Volume III - Church History

Nineteenth Century

Relations between the Churches East and West

William Palmer (1811–1879), a professor at Magdalen College, Oxford, pursued a serious interest in the Russian Orthodox Church. In 1840 and 1842 he visited Russia to explore possibilities of intercommunion between the Anglican and Orthodox Churches. His work, Notes of a Visit to the Russian Church in the Years 1840, 1841, was edited by John Henry Newman and published in 1882. Palmer had a long correspondence with the important Russian lay theologian, Alexei Khomiakov. He actually inquired into being officially received into the Russian Church, but he was troubled by the fact that the Russian Church would have accepted him by chrismation while the Greek Church would have required him to be baptized. In 1855 he joined the Roman Catholic Church instead.

Philaret
Saint Philaret of Moscow

In 1848, in response to overtures directed to the Orthodox by Pope Pius IX, the Eastern Patriarchs issued an encyclical letter in which the understanding of the conciliar as well as the hierarchical nature of the Orthodox Church is clearly professed. This letter also includes a long list of Roman Catholic errors that the Orthodox have always rejected, most especially the unilateral addition of the filioque to the Nicene Creed.
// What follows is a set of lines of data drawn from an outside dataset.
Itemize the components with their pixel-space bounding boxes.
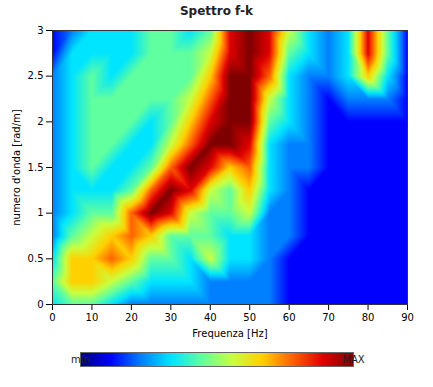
svg-text:min: min — [71, 354, 90, 365]
svg-text:1.5: 1.5 — [28, 162, 44, 173]
svg-text:Frequenza [Hz]: Frequenza [Hz] — [192, 328, 267, 339]
svg-text:2: 2 — [37, 116, 43, 127]
svg-text:numero d'onda [rad/m]: numero d'onda [rad/m] — [11, 109, 22, 226]
svg-text:0: 0 — [49, 312, 55, 323]
svg-text:60: 60 — [283, 312, 296, 323]
svg-text:80: 80 — [362, 312, 375, 323]
svg-text:20: 20 — [125, 312, 138, 323]
svg-text:40: 40 — [204, 312, 217, 323]
svg-text:MAX: MAX — [342, 354, 364, 365]
svg-text:30: 30 — [164, 312, 177, 323]
svg-text:90: 90 — [401, 312, 414, 323]
svg-text:0: 0 — [37, 299, 43, 310]
svg-text:70: 70 — [322, 312, 335, 323]
svg-text:50: 50 — [243, 312, 256, 323]
svg-text:1: 1 — [37, 207, 43, 218]
html-text:Spettro f-k: Spettro f-k — [179, 4, 254, 18]
svg-text:10: 10 — [86, 312, 99, 323]
svg-text:3: 3 — [37, 25, 43, 36]
svg-text:0.5: 0.5 — [28, 253, 44, 264]
svg-text:2.5: 2.5 — [28, 70, 44, 81]
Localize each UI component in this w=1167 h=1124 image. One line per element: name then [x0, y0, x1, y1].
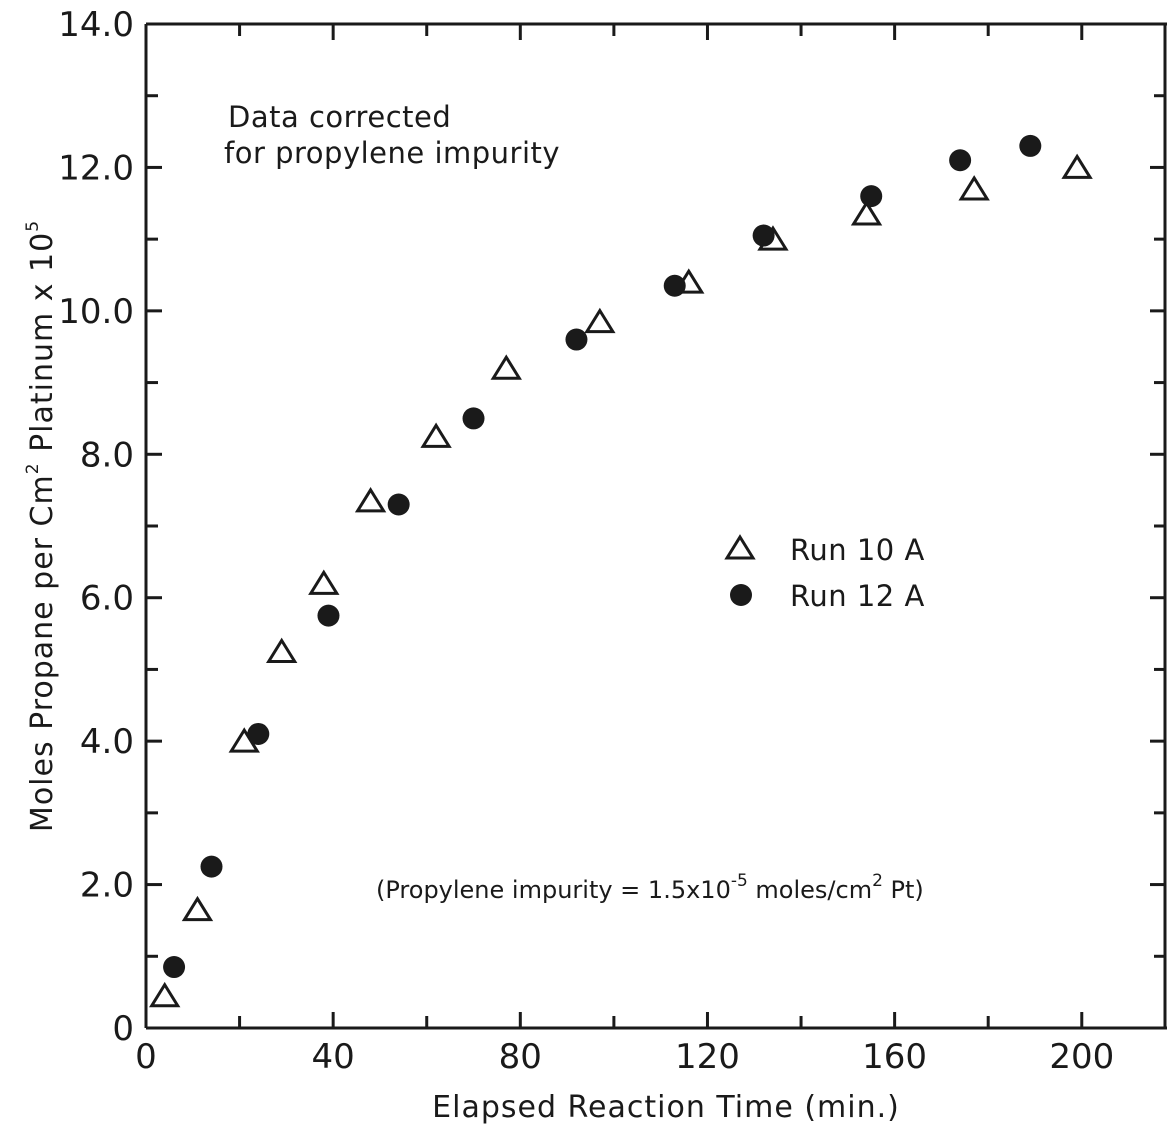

Signed by all the patriarchs of the Orthodox Church, together with 29 bishops, and fully endorsed by Saint Philaret, Metropolitan of Moscow, the encyclical letter of 1848 is considered to be the most authoritative doctrinal statement in modern Orthodox Church history.

In 1895, a similar encyclical letter was issued by the Patriarchate of Constantinople in response to a similar overture by Pope Leo XIII (r. 1878–1903).